Beam Continues Narrow Geographic Thinking with Pinnacle Vodka Acquisition
Beam’s US$605 million acquisition of Pinnacle Vodka and Calico Rum brand is a continuation of its strategy to focus on developing itself in a small number of core markets, primarily the US. All of Beam’s most recent acquisitions – Effen, Skinnygirl and Cooley Distillery – have the US in mind. The Cooley acquisition does give it a decent presence in Germany as well.
The acquisition, narrow in geographic terms, has at least broadened the company’s category presence, as it has lacked a major vodka brand, especially since it announced in mid-April 2012 that its large volume Kamchatka and Wolfschmidt brands were being reformulated as liqueur style drinks.
Big in US vodka
Pinnacle Vodka can certainly count as a major brand in the US. In 2011, it ranked as the sixth biggest vodka brand in volume terms with 4 percent share having had only a 0.3 percent share in 2006. The brand’s growth was most rapid in 2011 when volumes of the brand nearly doubled. The brand has benefitted from its economy level pricing (US$13-14) but also its strong focus on flavoured vodkas, especially its Whipped flavour.
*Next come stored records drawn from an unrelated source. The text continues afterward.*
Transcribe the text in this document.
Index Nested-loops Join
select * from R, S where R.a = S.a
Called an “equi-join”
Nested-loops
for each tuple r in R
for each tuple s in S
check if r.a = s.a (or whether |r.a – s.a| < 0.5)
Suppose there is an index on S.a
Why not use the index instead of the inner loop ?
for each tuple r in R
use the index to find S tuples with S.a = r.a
The focus on flavours will be of particular interest to Beam considering Beam’s strong emphasis on developing flavoured bourbon, which is seen in its recent Red Stag additions, “Red Stag Honey Tea” and “Red Stag Spiced”.
The acquisition of Calico Jack is less important as its volumes are still negligible, even in the US. It again is an economy level brand and has obviously been bought due to the rapid growth of spiced rum brands, led by Admiral Nelson and the more premium Sailor Jerry brands.
Narrow focus not just in acquisitions
The narrow geographic focus of Beam’s acquisition strategy is also shown in its brand development strategy, where the key focus seems to be on maximising growth of its brands in its core markets of the US, UK, Australia and Germany. This has been done via strong promotional activity (including price) and a wide range of product innovation, such as with flavoured bourbons and new variants of its core brands such as Courvoiser and Sauza.
Beam should look to develop its brands in emerging markets, but as Bacardi found with the US-centric, Grey Goose Vodka, it will not be easy. Seven years since the acquisition of the brand, well over 90 percent of the brand’s volumes remain in the US.
The momentum of the brand’s performance, combined with Beam’s strong distribution presence throughout the US, should allow the brand to continue to see rapid growth. However, if Beam is to sustain this growth, it needs to spend greater time developing its portfolio in new markets.